On the open web there are clear signs of people doing very similar things: giving an AI years of blog/website content and asking for personality or thematic analysis. Some examples include:
- A LinkedIn post: “I told AI to read my blog, here’s what it said,” where the author has the model analyze their voice and content over time.
- A Japanese blogger on note.com who “had an AI read my blog and perform a self‑analysis.”
- Ed Harrison: “I Asked an AI to Read My Old Blog So You Don’t Have To,” describing handing 15 years of writing to an AI and reporting what came back.
- A data‑oriented piece where someone scraped their site, fed it to an LLM via API, and did summarization/topic‑modelling of all posts.
- Technical posts about summarizing old, personal blogs using local Llama models.
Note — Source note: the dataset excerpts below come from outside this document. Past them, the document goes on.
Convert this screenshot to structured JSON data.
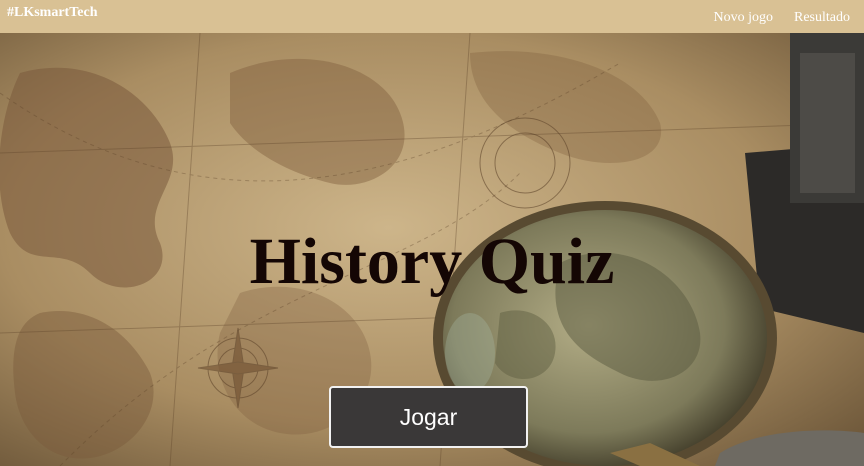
{
  "navbar": {
    "brand": "#LKsmartTech",
    "links": [
      {
        "label": "Novo jogo"
      },
      {
        "label": "Resultado"
      }
    ],
    "background_color": "#d9c194"
  },
  "hero": {
    "title": "History Quiz",
    "play_button_label": "Jogar",
    "background_image": "vintage-map-with-magnifying-glass"
  },
  "colors": {
    "title": "#140604",
    "button_bg": "#3a3838",
    "button_border": "#f2f2f2"
  }
}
Those are all close cousins of what you’ve been doing with Claude, Perplexity, Gemini and your ~25‑year archive.
Your project’s particular flavor
What you’ve done is unusually thorough and multi‑agent: you exported the entire smays.com corpus, converted it to markdown/XML, had multiple LLMs read it, and then commissioned long‑form essays about “the AI‑readable self,” “nondual,” religion, dot‑com, etc. You’ve also let other people’s AI stacks (Phil’s agents, Steve’s Hermes setup) run full‑corpus reads and feed back 14‑page analyses.
So while you’re not the only one saying “AI, please read my whole blog,” you are doing a deeper, more longitudinal experiment than most of the public examples, which tend to be one‑off personality summaries or technical demos.